Lower Bounds for the Number of Periodic Billiard Trajectories in Manifolds Embedded in Euclidean Space.

摘要

The authors shall study the lower bounds for the number of the periodic billiard trajectories in manifolds embedded in Euclidean space. A p-periodic billiard trajectory is a closed polygon consisting of p segments, all of whose vertices belong to the given manifold and, at every vertex, the two angles formed by the line and the manifold are equal (the exact definition will be given later). The first who considered this problem was George Birkhoff. He proved the following fact.
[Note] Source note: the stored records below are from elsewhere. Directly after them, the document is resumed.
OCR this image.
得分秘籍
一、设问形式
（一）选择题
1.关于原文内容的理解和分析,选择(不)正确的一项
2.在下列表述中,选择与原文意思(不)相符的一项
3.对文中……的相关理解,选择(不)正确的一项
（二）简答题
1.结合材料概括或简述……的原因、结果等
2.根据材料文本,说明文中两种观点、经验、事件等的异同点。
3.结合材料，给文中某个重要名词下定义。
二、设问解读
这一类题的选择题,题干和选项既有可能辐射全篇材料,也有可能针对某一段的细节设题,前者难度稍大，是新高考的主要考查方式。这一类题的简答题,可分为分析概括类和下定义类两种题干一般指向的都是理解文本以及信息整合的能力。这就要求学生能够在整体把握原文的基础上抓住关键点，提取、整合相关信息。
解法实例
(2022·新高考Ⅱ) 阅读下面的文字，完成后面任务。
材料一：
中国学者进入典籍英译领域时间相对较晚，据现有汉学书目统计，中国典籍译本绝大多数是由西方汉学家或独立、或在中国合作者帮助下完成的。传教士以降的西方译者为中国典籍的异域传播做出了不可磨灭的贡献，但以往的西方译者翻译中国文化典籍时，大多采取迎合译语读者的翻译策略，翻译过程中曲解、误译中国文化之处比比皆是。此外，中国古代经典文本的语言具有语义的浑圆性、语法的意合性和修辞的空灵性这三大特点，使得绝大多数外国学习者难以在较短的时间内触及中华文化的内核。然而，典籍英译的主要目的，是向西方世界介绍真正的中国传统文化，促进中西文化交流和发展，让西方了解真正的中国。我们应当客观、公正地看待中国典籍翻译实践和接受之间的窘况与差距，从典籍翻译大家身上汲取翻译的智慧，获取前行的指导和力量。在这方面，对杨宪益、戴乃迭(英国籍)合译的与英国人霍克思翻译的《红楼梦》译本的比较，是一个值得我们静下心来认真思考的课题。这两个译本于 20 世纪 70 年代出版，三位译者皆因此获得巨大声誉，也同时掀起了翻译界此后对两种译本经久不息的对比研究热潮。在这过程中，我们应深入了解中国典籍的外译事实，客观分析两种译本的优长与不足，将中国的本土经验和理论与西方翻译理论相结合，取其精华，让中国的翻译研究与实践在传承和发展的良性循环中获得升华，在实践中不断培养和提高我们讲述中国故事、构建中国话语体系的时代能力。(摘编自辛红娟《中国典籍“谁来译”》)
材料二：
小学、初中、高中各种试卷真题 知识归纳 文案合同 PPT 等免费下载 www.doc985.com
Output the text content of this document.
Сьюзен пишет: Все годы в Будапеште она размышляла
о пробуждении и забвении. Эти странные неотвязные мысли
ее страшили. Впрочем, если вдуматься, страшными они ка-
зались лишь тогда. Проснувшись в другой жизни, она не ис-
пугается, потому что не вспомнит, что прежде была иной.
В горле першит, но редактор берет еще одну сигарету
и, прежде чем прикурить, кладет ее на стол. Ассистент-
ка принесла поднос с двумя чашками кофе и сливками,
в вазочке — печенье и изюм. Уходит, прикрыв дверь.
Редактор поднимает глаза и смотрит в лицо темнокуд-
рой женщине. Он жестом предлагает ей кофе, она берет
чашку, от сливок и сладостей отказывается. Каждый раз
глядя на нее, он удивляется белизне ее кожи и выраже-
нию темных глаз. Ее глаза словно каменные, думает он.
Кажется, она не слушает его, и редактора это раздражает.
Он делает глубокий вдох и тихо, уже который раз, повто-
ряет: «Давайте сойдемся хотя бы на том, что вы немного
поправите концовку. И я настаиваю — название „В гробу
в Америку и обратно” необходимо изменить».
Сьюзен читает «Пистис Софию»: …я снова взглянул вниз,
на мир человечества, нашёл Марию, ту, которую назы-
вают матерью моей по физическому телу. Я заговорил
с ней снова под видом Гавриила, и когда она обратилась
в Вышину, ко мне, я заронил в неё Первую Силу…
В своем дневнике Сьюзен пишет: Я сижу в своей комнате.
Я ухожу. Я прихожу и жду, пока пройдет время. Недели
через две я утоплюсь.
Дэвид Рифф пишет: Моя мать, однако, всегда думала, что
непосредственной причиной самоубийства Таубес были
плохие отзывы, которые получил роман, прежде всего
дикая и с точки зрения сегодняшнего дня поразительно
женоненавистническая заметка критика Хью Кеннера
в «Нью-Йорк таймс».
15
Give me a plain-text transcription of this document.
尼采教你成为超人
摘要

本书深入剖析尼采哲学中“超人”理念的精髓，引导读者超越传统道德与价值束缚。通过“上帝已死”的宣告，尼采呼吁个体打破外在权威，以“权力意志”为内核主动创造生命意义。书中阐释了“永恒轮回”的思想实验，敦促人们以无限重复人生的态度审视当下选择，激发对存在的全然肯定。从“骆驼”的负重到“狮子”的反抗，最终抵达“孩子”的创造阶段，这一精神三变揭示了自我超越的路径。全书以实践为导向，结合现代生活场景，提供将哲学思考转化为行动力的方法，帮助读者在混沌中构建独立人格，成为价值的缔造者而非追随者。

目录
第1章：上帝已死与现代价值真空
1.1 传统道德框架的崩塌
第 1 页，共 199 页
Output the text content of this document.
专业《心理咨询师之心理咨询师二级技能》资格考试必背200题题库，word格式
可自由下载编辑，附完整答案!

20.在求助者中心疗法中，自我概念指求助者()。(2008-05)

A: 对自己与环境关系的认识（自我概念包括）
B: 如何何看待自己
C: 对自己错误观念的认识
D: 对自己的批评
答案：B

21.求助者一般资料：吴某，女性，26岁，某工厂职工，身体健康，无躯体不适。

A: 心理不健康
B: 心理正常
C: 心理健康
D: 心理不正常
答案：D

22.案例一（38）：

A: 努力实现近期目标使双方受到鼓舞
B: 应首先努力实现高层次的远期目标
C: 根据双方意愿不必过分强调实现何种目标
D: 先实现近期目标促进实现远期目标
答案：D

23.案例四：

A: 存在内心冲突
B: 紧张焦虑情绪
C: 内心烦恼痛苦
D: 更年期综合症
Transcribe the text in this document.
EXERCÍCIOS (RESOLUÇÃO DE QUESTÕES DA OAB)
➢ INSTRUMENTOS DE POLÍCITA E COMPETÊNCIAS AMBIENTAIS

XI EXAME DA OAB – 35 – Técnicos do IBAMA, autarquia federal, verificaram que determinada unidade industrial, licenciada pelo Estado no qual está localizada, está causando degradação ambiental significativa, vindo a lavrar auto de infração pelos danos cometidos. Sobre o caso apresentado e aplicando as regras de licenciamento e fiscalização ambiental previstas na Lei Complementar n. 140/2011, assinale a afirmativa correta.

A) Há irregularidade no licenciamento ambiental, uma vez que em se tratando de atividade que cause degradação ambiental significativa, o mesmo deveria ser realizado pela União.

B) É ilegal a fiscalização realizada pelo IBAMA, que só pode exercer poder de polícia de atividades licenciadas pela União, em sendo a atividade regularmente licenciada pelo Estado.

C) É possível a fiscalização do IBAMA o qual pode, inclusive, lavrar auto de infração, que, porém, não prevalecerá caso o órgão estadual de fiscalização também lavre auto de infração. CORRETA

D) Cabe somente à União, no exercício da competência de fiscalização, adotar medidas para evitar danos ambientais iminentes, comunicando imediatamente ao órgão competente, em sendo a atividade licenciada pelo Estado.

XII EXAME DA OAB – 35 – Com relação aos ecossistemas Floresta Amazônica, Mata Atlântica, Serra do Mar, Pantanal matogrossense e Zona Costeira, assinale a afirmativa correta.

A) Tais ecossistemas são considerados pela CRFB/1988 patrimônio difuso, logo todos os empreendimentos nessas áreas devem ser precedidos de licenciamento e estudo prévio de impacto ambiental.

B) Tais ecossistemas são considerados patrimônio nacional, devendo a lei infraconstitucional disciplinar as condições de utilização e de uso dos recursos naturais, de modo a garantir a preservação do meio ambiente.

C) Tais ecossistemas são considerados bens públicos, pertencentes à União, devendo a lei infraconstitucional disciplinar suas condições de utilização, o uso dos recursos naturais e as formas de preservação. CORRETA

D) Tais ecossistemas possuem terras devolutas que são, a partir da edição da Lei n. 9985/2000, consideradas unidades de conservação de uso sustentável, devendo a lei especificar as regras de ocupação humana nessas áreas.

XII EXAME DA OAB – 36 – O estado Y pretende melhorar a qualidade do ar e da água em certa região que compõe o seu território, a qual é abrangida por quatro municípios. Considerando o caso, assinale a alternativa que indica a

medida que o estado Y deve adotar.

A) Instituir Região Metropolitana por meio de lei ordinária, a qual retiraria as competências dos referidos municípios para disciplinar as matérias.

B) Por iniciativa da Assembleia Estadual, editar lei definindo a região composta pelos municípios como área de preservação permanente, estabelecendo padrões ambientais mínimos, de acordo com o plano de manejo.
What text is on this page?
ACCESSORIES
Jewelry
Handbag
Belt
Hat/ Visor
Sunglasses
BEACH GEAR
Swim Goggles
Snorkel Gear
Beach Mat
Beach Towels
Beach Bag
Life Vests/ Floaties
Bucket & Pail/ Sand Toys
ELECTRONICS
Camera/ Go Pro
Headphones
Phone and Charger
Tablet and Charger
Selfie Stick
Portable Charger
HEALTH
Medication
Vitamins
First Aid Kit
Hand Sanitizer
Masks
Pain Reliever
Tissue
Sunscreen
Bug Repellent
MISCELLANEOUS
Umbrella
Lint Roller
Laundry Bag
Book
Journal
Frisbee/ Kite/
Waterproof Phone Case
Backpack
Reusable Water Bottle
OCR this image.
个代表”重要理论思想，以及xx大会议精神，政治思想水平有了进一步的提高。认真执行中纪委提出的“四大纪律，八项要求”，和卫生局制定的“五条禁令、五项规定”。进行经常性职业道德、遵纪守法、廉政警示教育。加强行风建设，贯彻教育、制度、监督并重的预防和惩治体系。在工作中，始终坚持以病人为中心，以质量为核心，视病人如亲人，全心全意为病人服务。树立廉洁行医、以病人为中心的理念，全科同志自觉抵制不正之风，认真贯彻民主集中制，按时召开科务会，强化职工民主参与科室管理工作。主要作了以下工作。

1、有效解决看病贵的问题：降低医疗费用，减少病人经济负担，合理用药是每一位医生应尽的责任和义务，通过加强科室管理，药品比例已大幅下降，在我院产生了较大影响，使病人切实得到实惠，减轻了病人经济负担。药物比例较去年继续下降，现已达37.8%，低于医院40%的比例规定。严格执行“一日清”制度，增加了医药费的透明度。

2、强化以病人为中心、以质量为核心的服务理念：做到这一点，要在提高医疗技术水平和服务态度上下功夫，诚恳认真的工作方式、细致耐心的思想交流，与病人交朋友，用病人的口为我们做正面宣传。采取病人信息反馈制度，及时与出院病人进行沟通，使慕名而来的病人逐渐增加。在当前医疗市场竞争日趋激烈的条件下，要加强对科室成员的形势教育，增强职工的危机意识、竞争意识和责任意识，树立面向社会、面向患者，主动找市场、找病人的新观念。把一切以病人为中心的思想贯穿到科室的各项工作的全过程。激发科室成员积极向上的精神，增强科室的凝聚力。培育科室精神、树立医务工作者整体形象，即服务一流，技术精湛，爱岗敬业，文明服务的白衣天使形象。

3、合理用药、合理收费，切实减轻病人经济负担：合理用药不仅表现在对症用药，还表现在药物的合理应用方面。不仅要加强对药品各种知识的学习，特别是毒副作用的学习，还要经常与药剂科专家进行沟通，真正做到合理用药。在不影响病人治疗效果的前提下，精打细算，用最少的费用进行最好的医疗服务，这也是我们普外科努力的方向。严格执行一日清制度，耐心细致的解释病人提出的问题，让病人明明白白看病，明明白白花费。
Suppose p>2 is an odd prime; M is a strictly convex smooth closed curve then there exist in M at least two periodic billiard trajectories for each rotation number from 1 to (p-1)/2. In Section 2 the authors show how one can apply Morse theory to study periodic billiard trajectories. Section 3 contains the generalized Birkhoff theorem. In Section 4 the authors prove the Farber-Tabachnikov estimate for generic small perturbations of the standard round n-sphere for any n. In Section 5 the authors study 3-periodic billiard trajectories of the standard round n-sphere for any n. In Section 5 the authors study 3-periodic billiard trajectories in a two-dimensional sphere. At last in Section 6 the authors find an estimate for the number of 3-periodic billiard trajectories in any two-dimensional manifold.